How could we have been so stupid when we were younger to not realise what it was that we had? We knew about our own side of things but weren’t confident enough to think for a second that the other would be in the same mindset. This had seemed to become crystal clear that we shoulda, woulda, coulda all of those years ago but they say everything happens for a reason. I had my own flat at that time and I never took for granted the space and freedom that it afforded me, but it also made things all the easier for us to spend sneaky time together! We saw each other a few truly amazing times, but often talked about getting the chance to spend a whole night together without having to just snatch time. Any time we did spend together was fully appreciated and cherished but we just needed more and more. By some kind of miracle we actually managed an overnight, but the fear/guilt was starting to strike him by then. It was becoming more and more obvious that we had the decision stage looming up ahead of us and our logical sides have always been the driving force of our minds. It was exactly the same decision we had 10 years previously but it wasn’t just me making it this time. If things had been different, there’s not a doubt in my mind that we would have given us a go but he had kids to think about and the idea that he felt like he was ruining my life seemed to plague him. He never was ruining my life but he took the responsibility onto himself because he’s a truly good person and seemed to want to protect me from it all.

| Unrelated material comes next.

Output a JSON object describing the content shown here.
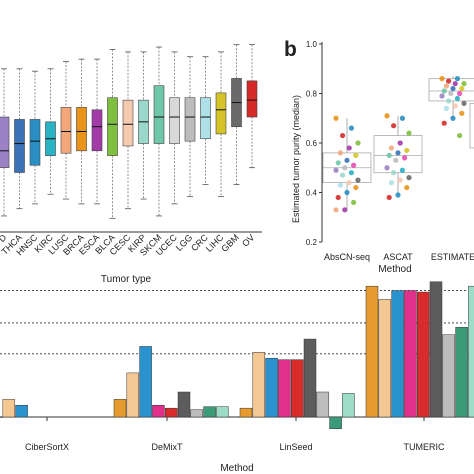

Just as our previous cycle had dictated, he ended up stepping into the shadows to try and avoid carrying the responsibility of hurting anyone. We had discussed the fact that we had expected to get hurt ourselves and it just seemed like the lowest damage point. Neither of us could have lived with ourselves if we ever felt like we’d ruined anyone’s lives so, as seems to be our way, we got put on hold. No closure, no end, just hold. That’s all everything has ever felt like for me, like we’re just waiting for the right circumstances to align to give us permission to be exactly that – us. We will continue to concentrate on the greater good but there’s only so much that you can put yourself last. Sometimes you just need to be a little selfish and do things that people wouldn’t understand or necessarily agree with, just to maintain your sanity. There is a love unlike any other but as a great man once said “the course of true love never did run smooth”.